Oil is under pressure again in a development which also has implications for other markets
As the daily chart below shows, oil is breaking below support today. While you can never be certain, today's red candle suggests this is not going to be a false break. The latest breakdown follows failure at the 200 day moving average a couple of weeks ago.
Crude Oil West Texas cash daily
Click to enlarge
There have been some modest green shoots for the oil market over the past couple of months. US production has finally started to drop, falling from a peak of around 9.6m barrels a day to around 9.1m. Demand has also improved. The International Energy Administration is forecasting an increase of 1.8m barrels per day this year as buyers respond to cheaper prices.

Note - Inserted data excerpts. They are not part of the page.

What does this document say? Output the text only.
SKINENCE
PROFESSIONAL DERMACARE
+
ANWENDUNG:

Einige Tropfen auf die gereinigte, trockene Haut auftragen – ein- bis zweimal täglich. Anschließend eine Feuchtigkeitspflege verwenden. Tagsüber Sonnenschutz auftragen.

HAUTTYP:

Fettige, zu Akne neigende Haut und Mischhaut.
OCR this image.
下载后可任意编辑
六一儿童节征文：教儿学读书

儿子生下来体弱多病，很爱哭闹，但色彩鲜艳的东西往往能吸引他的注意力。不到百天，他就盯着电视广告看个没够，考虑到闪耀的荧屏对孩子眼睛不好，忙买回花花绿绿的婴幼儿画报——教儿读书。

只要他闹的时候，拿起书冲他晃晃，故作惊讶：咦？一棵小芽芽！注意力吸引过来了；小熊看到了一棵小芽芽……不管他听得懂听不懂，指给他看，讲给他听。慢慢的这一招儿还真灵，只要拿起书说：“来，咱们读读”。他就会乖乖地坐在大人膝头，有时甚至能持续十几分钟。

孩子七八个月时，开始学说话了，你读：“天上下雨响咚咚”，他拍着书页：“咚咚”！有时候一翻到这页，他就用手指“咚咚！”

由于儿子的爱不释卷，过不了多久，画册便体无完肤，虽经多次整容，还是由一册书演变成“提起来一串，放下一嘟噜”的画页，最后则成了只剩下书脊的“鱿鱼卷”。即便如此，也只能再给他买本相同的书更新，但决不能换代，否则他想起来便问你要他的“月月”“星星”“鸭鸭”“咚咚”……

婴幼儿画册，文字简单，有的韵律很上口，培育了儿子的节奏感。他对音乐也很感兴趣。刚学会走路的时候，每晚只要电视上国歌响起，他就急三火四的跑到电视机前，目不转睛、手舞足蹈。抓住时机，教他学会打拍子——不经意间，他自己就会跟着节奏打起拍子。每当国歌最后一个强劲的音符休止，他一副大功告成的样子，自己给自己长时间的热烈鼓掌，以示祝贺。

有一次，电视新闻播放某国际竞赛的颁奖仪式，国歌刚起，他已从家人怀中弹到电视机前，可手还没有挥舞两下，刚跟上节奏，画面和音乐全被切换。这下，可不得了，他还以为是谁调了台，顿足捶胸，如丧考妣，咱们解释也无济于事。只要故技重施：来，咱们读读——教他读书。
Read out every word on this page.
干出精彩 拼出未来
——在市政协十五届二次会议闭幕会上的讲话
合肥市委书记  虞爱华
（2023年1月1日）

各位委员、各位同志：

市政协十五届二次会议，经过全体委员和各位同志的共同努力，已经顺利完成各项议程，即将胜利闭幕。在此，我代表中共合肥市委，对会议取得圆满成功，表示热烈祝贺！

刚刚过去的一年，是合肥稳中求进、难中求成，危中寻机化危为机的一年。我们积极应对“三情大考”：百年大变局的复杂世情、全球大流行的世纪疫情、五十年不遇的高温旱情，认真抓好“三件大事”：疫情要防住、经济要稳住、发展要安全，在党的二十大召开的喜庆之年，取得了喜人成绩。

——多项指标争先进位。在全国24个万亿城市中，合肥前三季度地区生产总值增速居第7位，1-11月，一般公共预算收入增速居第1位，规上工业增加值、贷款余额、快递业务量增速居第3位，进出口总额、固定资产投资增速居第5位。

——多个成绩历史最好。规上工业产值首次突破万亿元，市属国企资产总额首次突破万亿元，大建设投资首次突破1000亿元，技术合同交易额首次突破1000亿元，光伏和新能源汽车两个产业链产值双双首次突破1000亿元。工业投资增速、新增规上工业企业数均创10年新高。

The problem is that this is not nearly enough. The market still has a supply surplus and US inventory levels remain high. With Iranian production likely to come back onto the market, it could be well into 2017 before the market moves back to balance between supply and demand. If this remains the case, rallies are likely to be capped and oil will remain vulnerable to downside pressure for a while yet.
Following the latest break of support this looks like a market to sell rallies at this stage.
As usual though, it always pays to keep an open mind. While there's a real possibility that oil could fall to new lows from here, that's not guaranteed of course. The Fed and a weaker $US could save the day, as could improved supply statistics. That could still mean that this downswing might turn out to be a correction of the latest rally not the beginning of a major move lower.
In the correction scenario there are a couple of Fibonacci levels that could be worth keeping an eye on. These are outlined on the second chart below. The most interesting looks to be around $40.40 where the 78.6% retracement coincides with the level where the cd swing would be 127% of the ab swing.